DAM VE MUNZUR AYDINLAR PLATFORMU’NUN KURUCU ÜYELİĞİNİ YAPTI
2004’de “Türkiye’deki Kürtlerin Talepleri” başlıklı bir bildiride imzası yer alan Öztürk, 2005’de kurulan Munzur Aydınlar Platformu’nun koordinasyon kuruculuğu üyeliği yaptı. Dersim Gazetesi ve Dersim Araştırmaları Merkezi’nin de kurucu üyeliğini yapan Fadıl Öztürk, son yıllarda sosyal medya paylaşımları ve yazıları nedeniyle çeşitli soruşturmalarla karşı karşıya kalmıştı.
YAZILARINDAN DOLAYI YARGILANDI, CEZA ALDI
5 Ocak 2018’de, Artı Gerçek gazetesindeki yazıları nedeniyle İzmir’deki evinde gözaltına alındı ve 5 gün süren sürecin ardından hakkında açılan davada 1 yıl 10 ay hapis cezası aldı. Ceza, 5 yıl süreyle ertelendi. Son yıllarında Artı Gerçek’te düzenli yazılar yazmaya ve şiirsel üretimini sürdürmeye devam etti.
Fadıl Öztürk, 2025 yılında yakalandığı akciğer kanseriyle uzun bir mücadele verdikten sonra 1 Mayıs 2025’te İzmir’de Hakk’a yürüdü.

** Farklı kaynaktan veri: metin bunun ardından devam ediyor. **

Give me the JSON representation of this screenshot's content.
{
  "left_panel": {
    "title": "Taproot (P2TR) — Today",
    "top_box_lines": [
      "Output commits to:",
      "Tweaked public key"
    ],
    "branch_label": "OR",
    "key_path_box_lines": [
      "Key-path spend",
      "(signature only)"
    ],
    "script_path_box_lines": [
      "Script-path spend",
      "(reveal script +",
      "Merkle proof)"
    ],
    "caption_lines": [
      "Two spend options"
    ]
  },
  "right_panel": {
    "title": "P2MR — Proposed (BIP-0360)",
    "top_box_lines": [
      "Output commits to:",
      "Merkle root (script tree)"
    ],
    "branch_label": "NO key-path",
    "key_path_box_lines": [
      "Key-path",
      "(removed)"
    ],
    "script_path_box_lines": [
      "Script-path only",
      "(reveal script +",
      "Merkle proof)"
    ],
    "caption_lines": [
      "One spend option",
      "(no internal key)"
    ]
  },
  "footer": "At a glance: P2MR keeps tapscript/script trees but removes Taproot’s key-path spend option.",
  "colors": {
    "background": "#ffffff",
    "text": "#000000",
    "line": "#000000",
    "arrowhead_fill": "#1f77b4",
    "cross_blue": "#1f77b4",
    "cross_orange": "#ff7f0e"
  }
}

“1978 YILINDA ELAZIĞ’DA TANIŞTIK”
Fadıl Öztürk’ün Elazığ’daki mücadele arkadaşlarından Yazar Merih Cemal Taymaz, o sürecin politik yansımalarına değindi. Taymaz, “Fadıl ile 1978 yılında tanıştık. Türkiye’nin ilk savaşa doğru gittiği yıllardı ve Türkiye’nin birçok yerinde olduğu gibi Elazığ’da da belki çoğu yerden daha şiddetli bir biçimde yaşanan bir çatışma süreci vardı. Burada hem halkın hem de oradaki demokratların, devrimcilerin, kendilerini korumak üzere hazırladıkları birtakım çalışmalar vardı. Savunma çalışmaları ve bunları bunların örgütlenmesine yardımcı olmaya çalıştık. Kaybettiğimiz arkadaşlar oldu. Başka yerlere giden, yakalanan arkadaşlarımız oldu” diye konuştu.

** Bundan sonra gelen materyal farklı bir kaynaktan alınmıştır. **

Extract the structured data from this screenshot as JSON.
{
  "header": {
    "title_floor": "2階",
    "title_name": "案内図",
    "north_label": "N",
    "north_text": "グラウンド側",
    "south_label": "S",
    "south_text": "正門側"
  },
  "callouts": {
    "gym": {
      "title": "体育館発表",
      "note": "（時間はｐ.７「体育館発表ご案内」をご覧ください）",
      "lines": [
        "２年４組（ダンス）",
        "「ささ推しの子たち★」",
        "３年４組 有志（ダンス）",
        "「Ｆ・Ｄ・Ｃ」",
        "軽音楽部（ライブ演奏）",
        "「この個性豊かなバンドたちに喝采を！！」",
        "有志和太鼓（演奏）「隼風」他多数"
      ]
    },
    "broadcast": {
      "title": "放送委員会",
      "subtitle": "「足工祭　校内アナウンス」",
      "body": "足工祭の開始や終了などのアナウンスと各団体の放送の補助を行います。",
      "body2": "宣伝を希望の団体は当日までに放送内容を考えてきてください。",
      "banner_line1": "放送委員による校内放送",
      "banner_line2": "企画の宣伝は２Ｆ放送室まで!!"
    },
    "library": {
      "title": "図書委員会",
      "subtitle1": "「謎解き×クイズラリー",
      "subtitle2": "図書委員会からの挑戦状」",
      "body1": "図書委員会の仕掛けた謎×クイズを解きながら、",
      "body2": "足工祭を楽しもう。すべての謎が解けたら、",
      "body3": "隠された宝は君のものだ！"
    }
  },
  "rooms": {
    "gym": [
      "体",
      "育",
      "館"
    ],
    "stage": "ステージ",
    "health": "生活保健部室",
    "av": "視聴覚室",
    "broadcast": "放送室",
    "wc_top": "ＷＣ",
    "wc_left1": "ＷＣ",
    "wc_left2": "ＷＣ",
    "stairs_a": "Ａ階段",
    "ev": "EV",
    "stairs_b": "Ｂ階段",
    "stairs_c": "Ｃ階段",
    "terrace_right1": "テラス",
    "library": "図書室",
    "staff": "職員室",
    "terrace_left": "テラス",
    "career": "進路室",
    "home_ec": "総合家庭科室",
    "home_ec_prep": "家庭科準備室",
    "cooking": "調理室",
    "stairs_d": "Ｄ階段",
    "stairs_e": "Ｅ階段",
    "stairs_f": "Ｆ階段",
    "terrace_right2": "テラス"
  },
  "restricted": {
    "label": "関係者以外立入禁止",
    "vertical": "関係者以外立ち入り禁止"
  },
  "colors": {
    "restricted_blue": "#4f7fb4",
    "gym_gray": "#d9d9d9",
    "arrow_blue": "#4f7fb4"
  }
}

“ANILARI İÇİN MÜCADELE ETMEYE DEVAM EDECEĞİZ”
Taymaz, şöyle devam etti:
“Daha sonra 80 darbesi gelince daha sert koşullar başladı ve savunma savunma tedbirleri de sertleşti elbette. Yani elimizdeki her imkanla böyle bir saldırıyı önlemeye çalıştık. Ama üstesinden gelemedik, sonunda bir yenilgi ortaya çıktı. Birçok arkadaşı kaybettik. O arada Fadıl da bir 8 yıl civarında hapiste kaldı. Başka yerlerde mücadelemize devam etmeye çalıştık. Sonra birden bire her şey sakinleşti, duruldu. Bizde biraz elimiz böğrümüzde kaldı aslında. Böyle içimizde de bir şey kaldı. Yeniden bu ülkenin daha demokratik bir ülke haline gelmesi için elimizden geleni yapıyoruz. Arkadaşlarımızın anısı için bile olsa bu böyle.”
“ŞAİRLİĞİNİNİN ÜSTÜNE, AYRICA ÇOK İYİ DEMİRCİYDİ”

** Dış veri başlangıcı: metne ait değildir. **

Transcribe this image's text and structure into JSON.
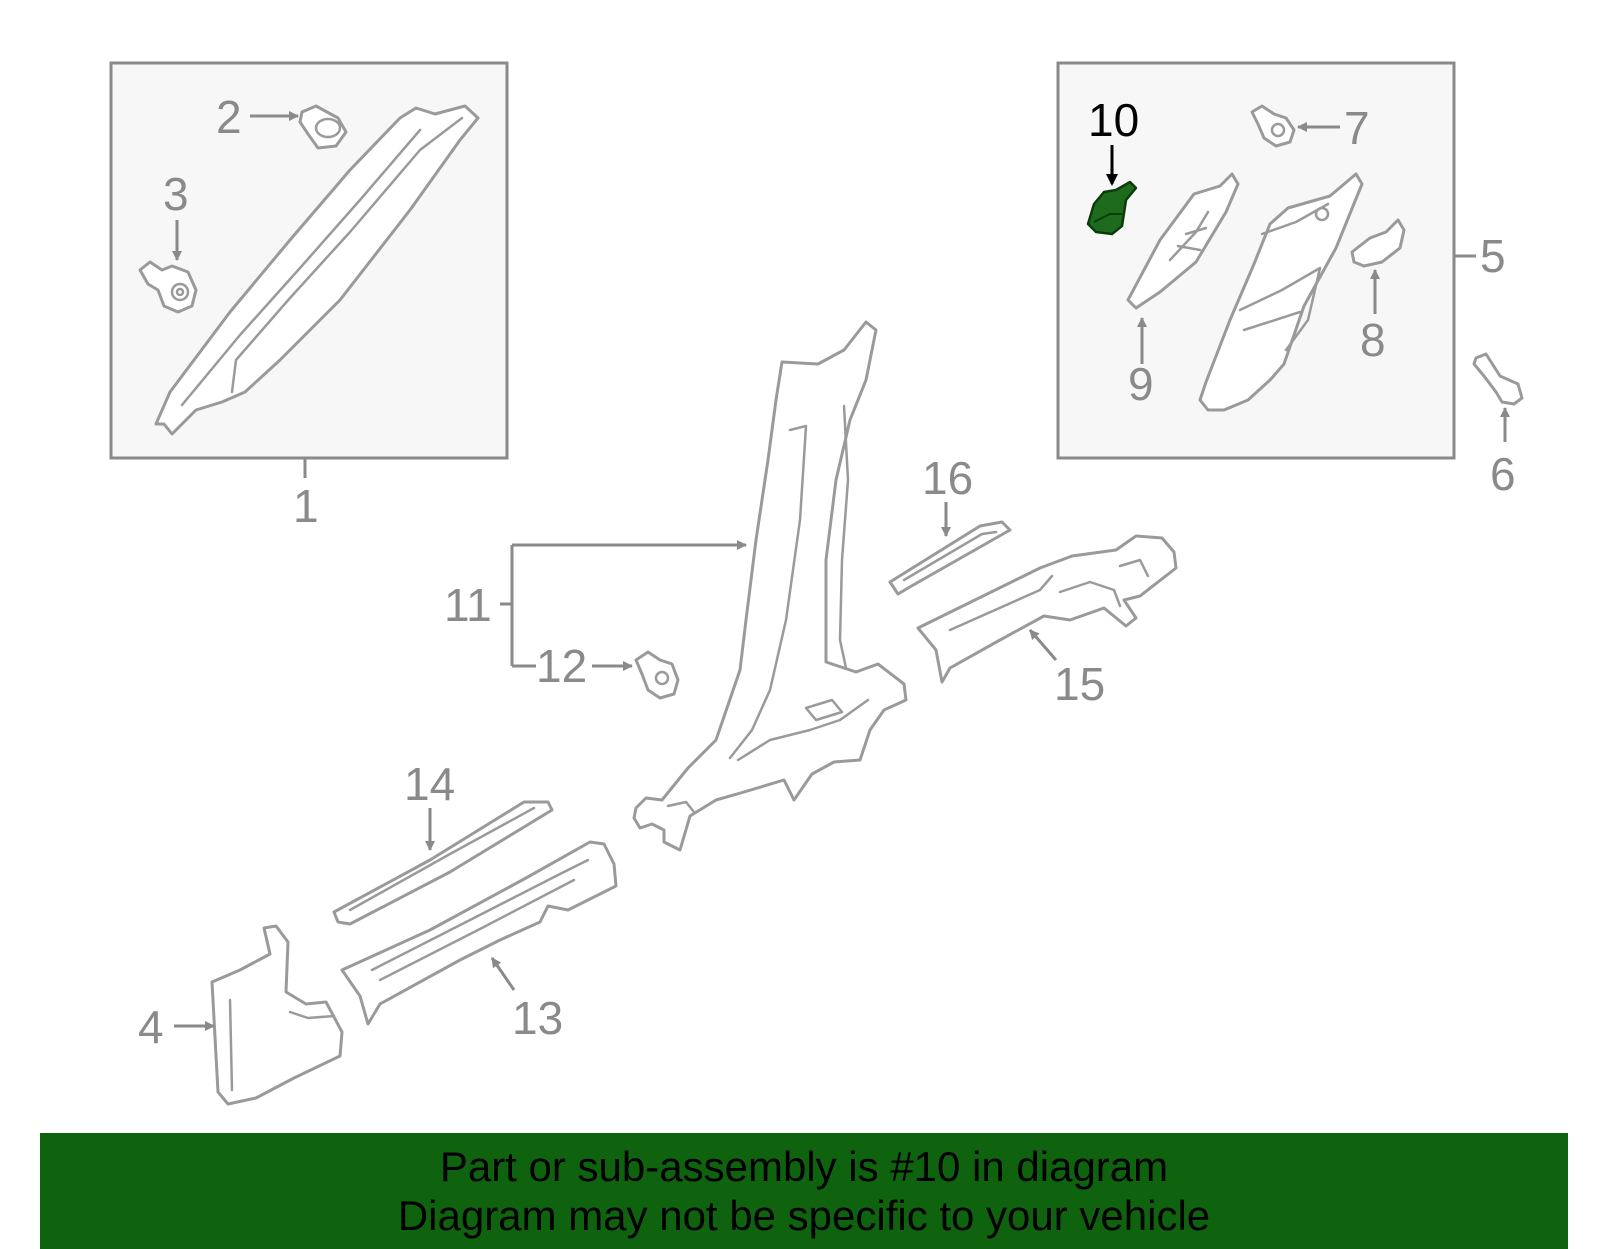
{
  "callouts": {
    "c1": "1",
    "c2": "2",
    "c3": "3",
    "c4": "4",
    "c5": "5",
    "c6": "6",
    "c7": "7",
    "c8": "8",
    "c9": "9",
    "c10": "10",
    "c11": "11",
    "c12": "12",
    "c13": "13",
    "c14": "14",
    "c15": "15",
    "c16": "16"
  },
  "highlight": {
    "part": "10",
    "color": "#1e6b1e"
  },
  "banner": {
    "line1": "Part or sub-assembly is #10 in diagram",
    "line2": "Diagram may not be specific to your vehicle",
    "background": "#0f630f"
  }
}
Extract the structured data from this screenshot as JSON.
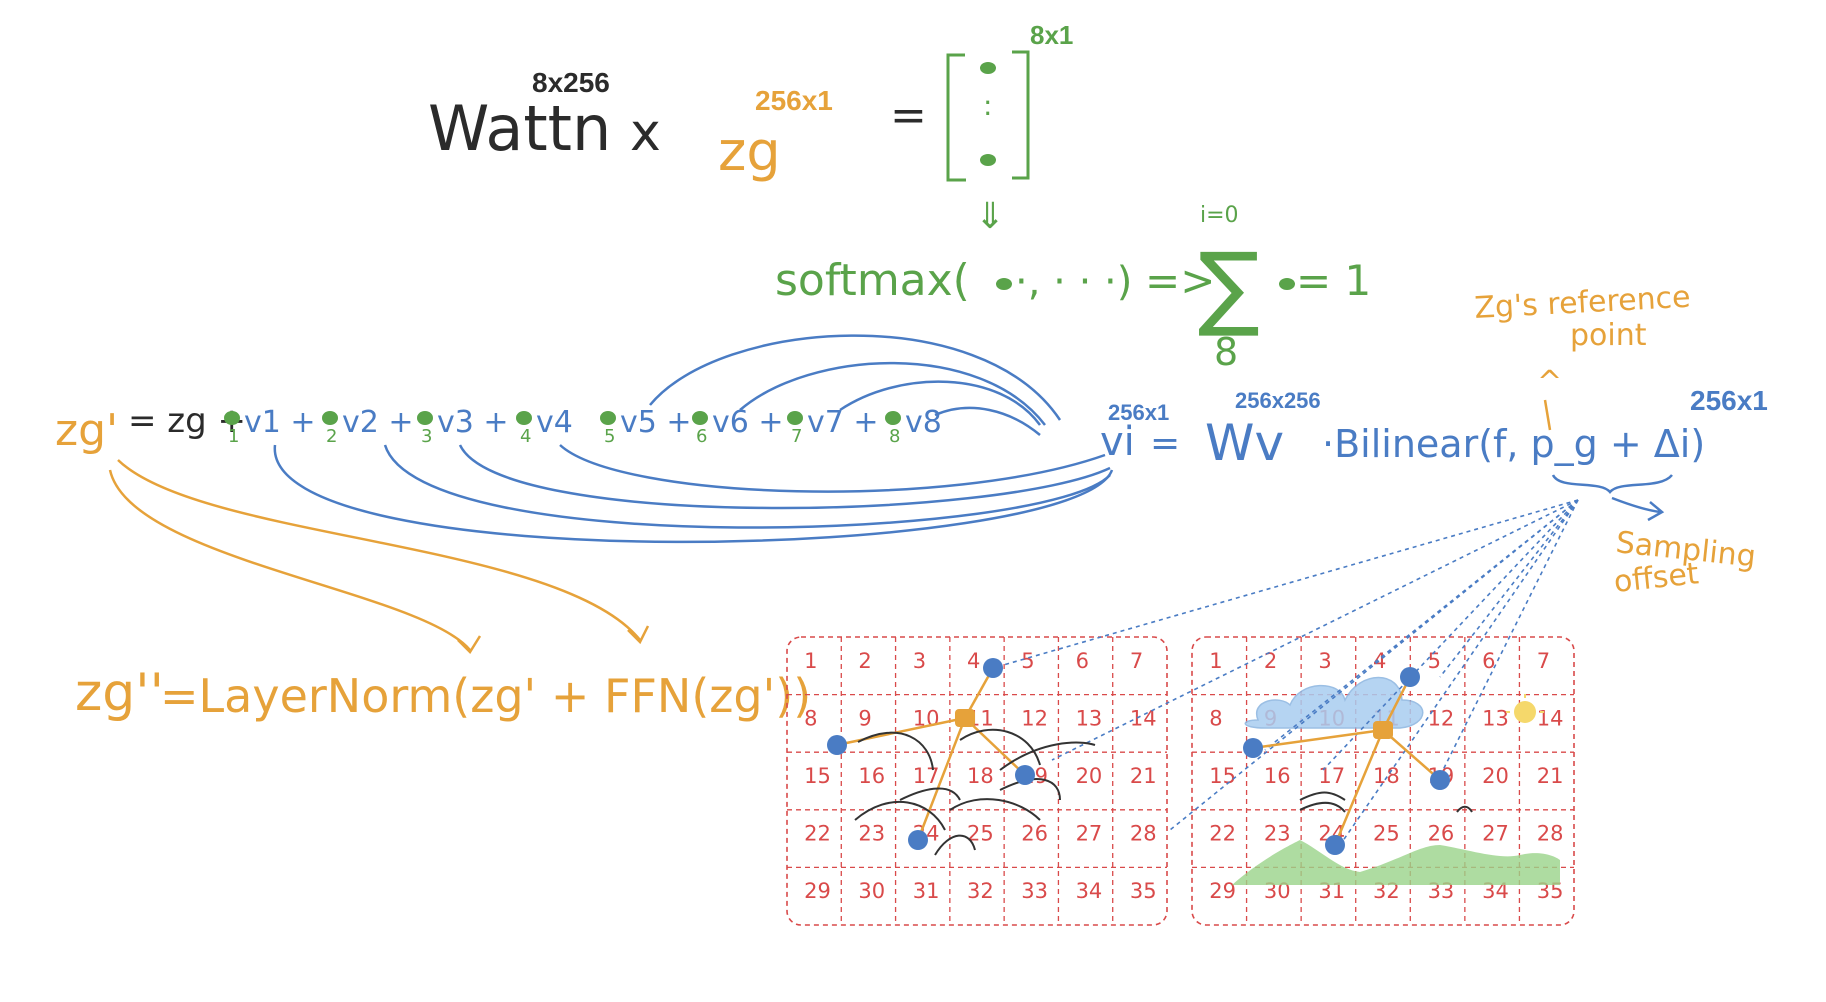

Fadıl Öztürk ile Pia Kitabevi döneminde 4 yıllık çalışması olan belgesel fotoğrafçısı Yücel Tunca, “Fadıl hakikaten bu kişisel dostluğun ötesinde bizim Pia Kültürevi zamanında çok fazla mesaimizin olduğu, çok fazla şey paylaştığımız bir arkadaşımızdı. Mesela benim için işte şairliğinin üstüne, ayrıca çok iyi bir devrimciydi. Ayağa kaldıran insanlardan bir tanesiydi. O yüzden onunla yoldaşlığımızın böyle çok fazla tarifi yok. Özellikle 19997’den 2001’e kadar olan bir dönem içerisinde 4 yılımız hakikaten çok yakın bir mesaideydi. Ben hala kabullenmeme aşamasındayım” diye belirtti.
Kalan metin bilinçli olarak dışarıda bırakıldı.